Real-world debugging with AI assistance

Gone are the days of solving simple coding puzzles. Today’s interviews present candidates with messy, buggy codebases and ask them to debug using AI tools . For example, OpenAI’s interview rounds now include tasks like implementing a fully functional resumable iterator . These exercises simulate real-world scenarios where developers work on extending and improving existing codebases with AI as their partner.

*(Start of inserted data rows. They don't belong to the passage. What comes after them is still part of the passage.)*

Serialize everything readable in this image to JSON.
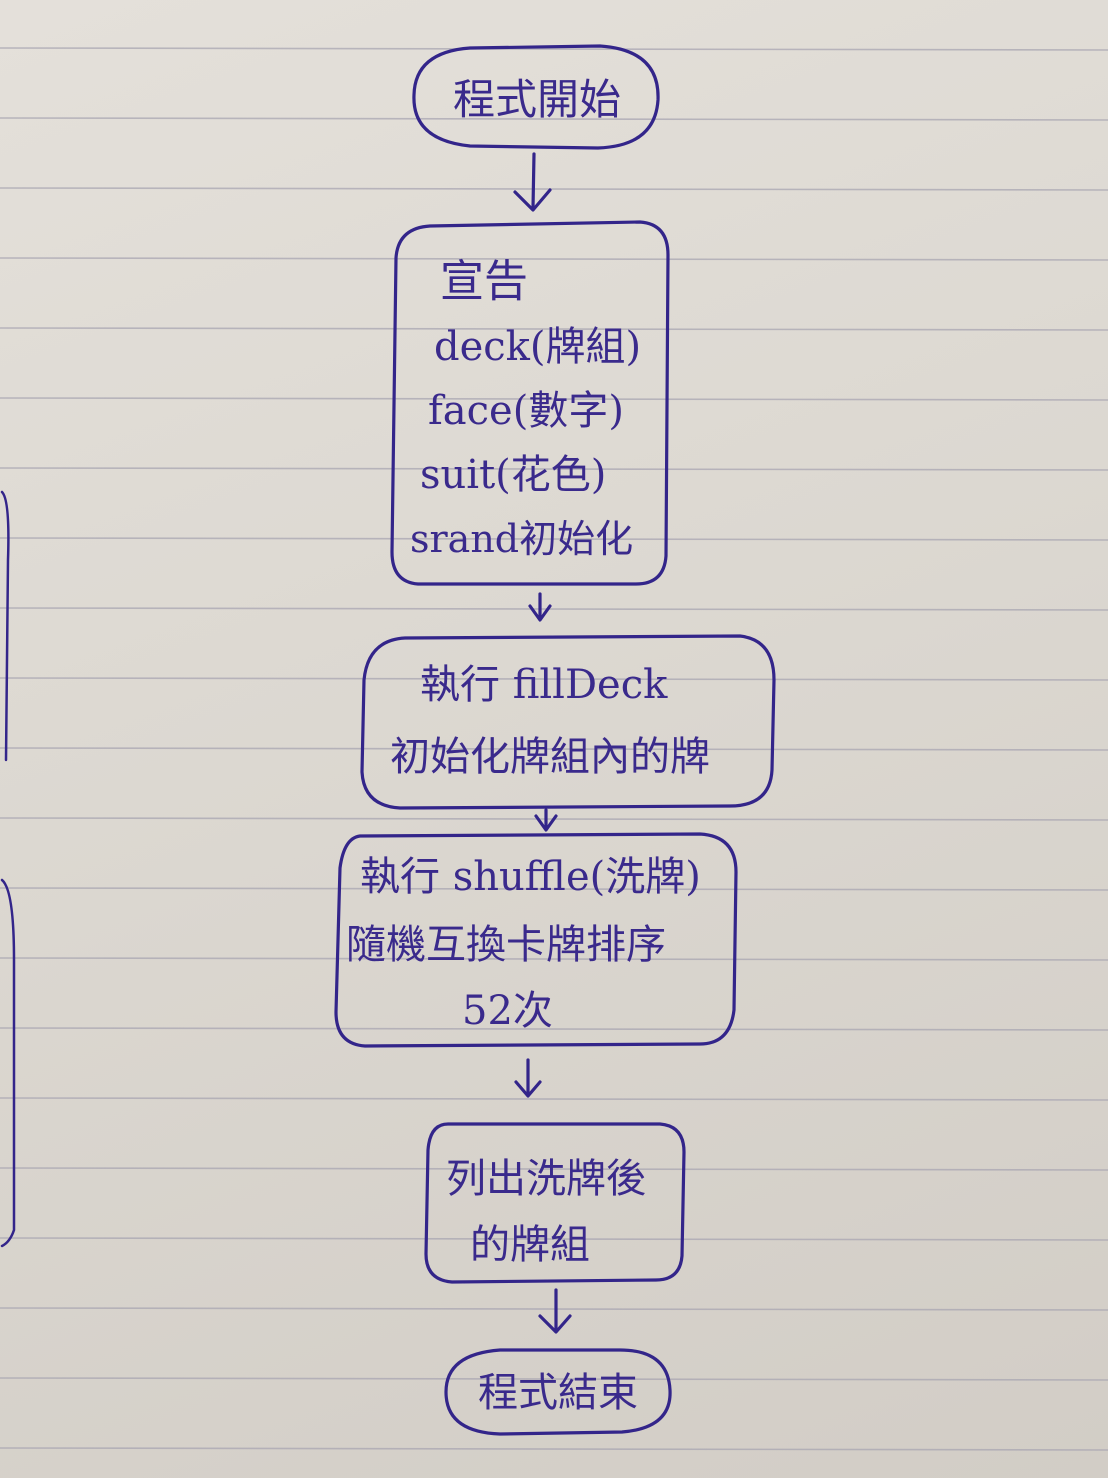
{
  "flowchart": {
    "start": "程式開始",
    "declare": {
      "lines": [
        "宣告",
        "deck(牌組)",
        "face(數字)",
        "suit(花色)",
        "srand初始化"
      ]
    },
    "fill_deck": {
      "lines": [
        "執行 fillDeck",
        "初始化牌組內的牌"
      ]
    },
    "shuffle": {
      "lines": [
        "執行 shuffle(洗牌)",
        "隨機互換卡牌排序",
        "52次"
      ]
    },
    "print": {
      "lines": [
        "列出洗牌後",
        "的牌組"
      ]
    },
    "end": "程式結束"
  },
  "colors": {
    "ink": "#33258a",
    "paper": "#dedad3",
    "rule_line": "#a9a6b2"
  }
}
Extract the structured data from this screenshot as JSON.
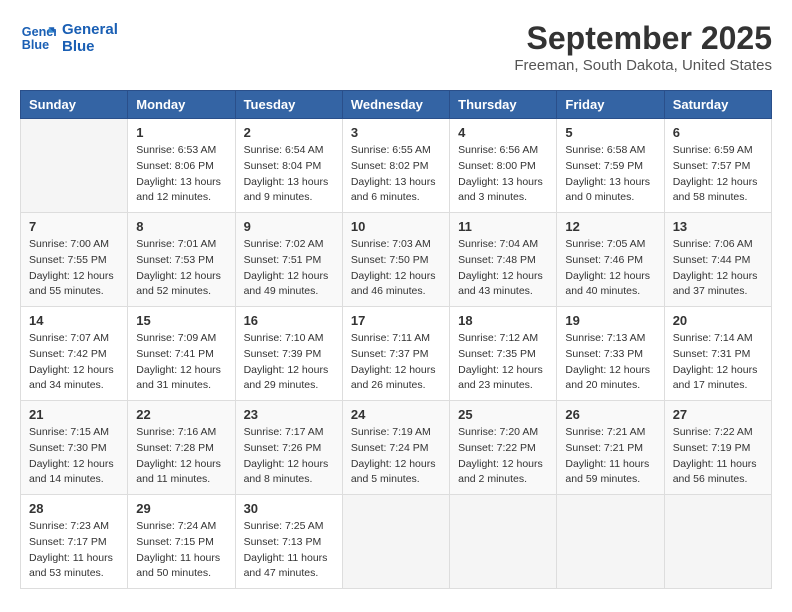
{
  "header": {
    "logo_line1": "General",
    "logo_line2": "Blue",
    "title": "September 2025",
    "subtitle": "Freeman, South Dakota, United States"
  },
  "calendar": {
    "days_of_week": [
      "Sunday",
      "Monday",
      "Tuesday",
      "Wednesday",
      "Thursday",
      "Friday",
      "Saturday"
    ],
    "weeks": [
      [
        {
          "day": "",
          "info": ""
        },
        {
          "day": "1",
          "info": "Sunrise: 6:53 AM\nSunset: 8:06 PM\nDaylight: 13 hours\nand 12 minutes."
        },
        {
          "day": "2",
          "info": "Sunrise: 6:54 AM\nSunset: 8:04 PM\nDaylight: 13 hours\nand 9 minutes."
        },
        {
          "day": "3",
          "info": "Sunrise: 6:55 AM\nSunset: 8:02 PM\nDaylight: 13 hours\nand 6 minutes."
        },
        {
          "day": "4",
          "info": "Sunrise: 6:56 AM\nSunset: 8:00 PM\nDaylight: 13 hours\nand 3 minutes."
        },
        {
          "day": "5",
          "info": "Sunrise: 6:58 AM\nSunset: 7:59 PM\nDaylight: 13 hours\nand 0 minutes."
        },
        {
          "day": "6",
          "info": "Sunrise: 6:59 AM\nSunset: 7:57 PM\nDaylight: 12 hours\nand 58 minutes."
        }
      ],
      [
        {
          "day": "7",
          "info": "Sunrise: 7:00 AM\nSunset: 7:55 PM\nDaylight: 12 hours\nand 55 minutes."
        },
        {
          "day": "8",
          "info": "Sunrise: 7:01 AM\nSunset: 7:53 PM\nDaylight: 12 hours\nand 52 minutes."
        },
        {
          "day": "9",
          "info": "Sunrise: 7:02 AM\nSunset: 7:51 PM\nDaylight: 12 hours\nand 49 minutes."
        },
        {
          "day": "10",
          "info": "Sunrise: 7:03 AM\nSunset: 7:50 PM\nDaylight: 12 hours\nand 46 minutes."
        },
        {
          "day": "11",
          "info": "Sunrise: 7:04 AM\nSunset: 7:48 PM\nDaylight: 12 hours\nand 43 minutes."
        },
        {
          "day": "12",
          "info": "Sunrise: 7:05 AM\nSunset: 7:46 PM\nDaylight: 12 hours\nand 40 minutes."
        },
        {
          "day": "13",
          "info": "Sunrise: 7:06 AM\nSunset: 7:44 PM\nDaylight: 12 hours\nand 37 minutes."
        }
      ],
      [
        {
          "day": "14",
          "info": "Sunrise: 7:07 AM\nSunset: 7:42 PM\nDaylight: 12 hours\nand 34 minutes."
        },
        {
          "day": "15",
          "info": "Sunrise: 7:09 AM\nSunset: 7:41 PM\nDaylight: 12 hours\nand 31 minutes."
        },
        {
          "day": "16",
          "info": "Sunrise: 7:10 AM\nSunset: 7:39 PM\nDaylight: 12 hours\nand 29 minutes."
        },
        {
          "day": "17",
          "info": "Sunrise: 7:11 AM\nSunset: 7:37 PM\nDaylight: 12 hours\nand 26 minutes."
        },
        {
          "day": "18",
          "info": "Sunrise: 7:12 AM\nSunset: 7:35 PM\nDaylight: 12 hours\nand 23 minutes."
        },
        {
          "day": "19",
          "info": "Sunrise: 7:13 AM\nSunset: 7:33 PM\nDaylight: 12 hours\nand 20 minutes."
        },
        {
          "day": "20",
          "info": "Sunrise: 7:14 AM\nSunset: 7:31 PM\nDaylight: 12 hours\nand 17 minutes."
        }
      ],
      [
        {
          "day": "21",
          "info": "Sunrise: 7:15 AM\nSunset: 7:30 PM\nDaylight: 12 hours\nand 14 minutes."
        },
        {
          "day": "22",
          "info": "Sunrise: 7:16 AM\nSunset: 7:28 PM\nDaylight: 12 hours\nand 11 minutes."
        },
        {
          "day": "23",
          "info": "Sunrise: 7:17 AM\nSunset: 7:26 PM\nDaylight: 12 hours\nand 8 minutes."
        },
        {
          "day": "24",
          "info": "Sunrise: 7:19 AM\nSunset: 7:24 PM\nDaylight: 12 hours\nand 5 minutes."
        },
        {
          "day": "25",
          "info": "Sunrise: 7:20 AM\nSunset: 7:22 PM\nDaylight: 12 hours\nand 2 minutes."
        },
        {
          "day": "26",
          "info": "Sunrise: 7:21 AM\nSunset: 7:21 PM\nDaylight: 11 hours\nand 59 minutes."
        },
        {
          "day": "27",
          "info": "Sunrise: 7:22 AM\nSunset: 7:19 PM\nDaylight: 11 hours\nand 56 minutes."
        }
      ],
      [
        {
          "day": "28",
          "info": "Sunrise: 7:23 AM\nSunset: 7:17 PM\nDaylight: 11 hours\nand 53 minutes."
        },
        {
          "day": "29",
          "info": "Sunrise: 7:24 AM\nSunset: 7:15 PM\nDaylight: 11 hours\nand 50 minutes."
        },
        {
          "day": "30",
          "info": "Sunrise: 7:25 AM\nSunset: 7:13 PM\nDaylight: 11 hours\nand 47 minutes."
        },
        {
          "day": "",
          "info": ""
        },
        {
          "day": "",
          "info": ""
        },
        {
          "day": "",
          "info": ""
        },
        {
          "day": "",
          "info": ""
        }
      ]
    ]
  }
}
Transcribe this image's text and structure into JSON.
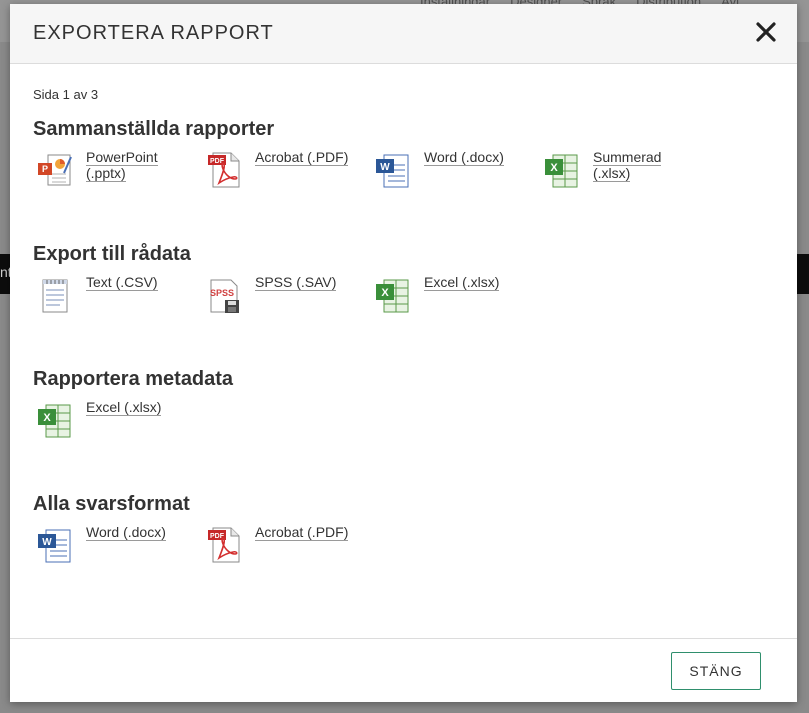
{
  "background": {
    "nav_items": [
      "Inställningar",
      "Designer",
      "Språk",
      "Distribution",
      "Avi"
    ],
    "dark_bar_text": "nt"
  },
  "dialog": {
    "title": "EXPORTERA RAPPORT",
    "close_symbol": "✕",
    "page_info": "Sida 1 av 3",
    "sections": [
      {
        "title": "Sammanställda rapporter",
        "items": [
          {
            "label": "PowerPoint\n(.pptx)",
            "icon": "powerpoint-icon"
          },
          {
            "label": "Acrobat (.PDF)",
            "icon": "pdf-icon"
          },
          {
            "label": "Word (.docx)",
            "icon": "word-icon"
          },
          {
            "label": "Summerad\n(.xlsx)",
            "icon": "excel-icon"
          }
        ]
      },
      {
        "title": "Export till rådata",
        "items": [
          {
            "label": "Text (.CSV)",
            "icon": "text-csv-icon"
          },
          {
            "label": "SPSS (.SAV)",
            "icon": "spss-icon"
          },
          {
            "label": "Excel (.xlsx)",
            "icon": "excel-icon"
          }
        ]
      },
      {
        "title": "Rapportera metadata",
        "items": [
          {
            "label": "Excel (.xlsx)",
            "icon": "excel-icon"
          }
        ]
      },
      {
        "title": "Alla svarsformat",
        "items": [
          {
            "label": "Word (.docx)",
            "icon": "word-icon"
          },
          {
            "label": "Acrobat (.PDF)",
            "icon": "pdf-icon"
          }
        ]
      }
    ],
    "footer_button": "STÄNG"
  },
  "colors": {
    "footer_button_border": "#2f8f6d",
    "excel_green": "#3a8f3a",
    "word_blue": "#2b5797",
    "pdf_red": "#d32f2f",
    "powerpoint_orange": "#d24726"
  }
}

Monitoring the collaboration pattern

The focus isn’t just on the final code anymore - it’s on the process. By reviewing AI interaction logs , interviewers can see if candidates created original, thoughtful prompts and worked effectively with AI. For instance, Red Hat’s project-based assessments in 2025 disqualified 63% of first-phase candidates who lacked practical AI collaboration skills. This new approach significantly shortened their hiring process .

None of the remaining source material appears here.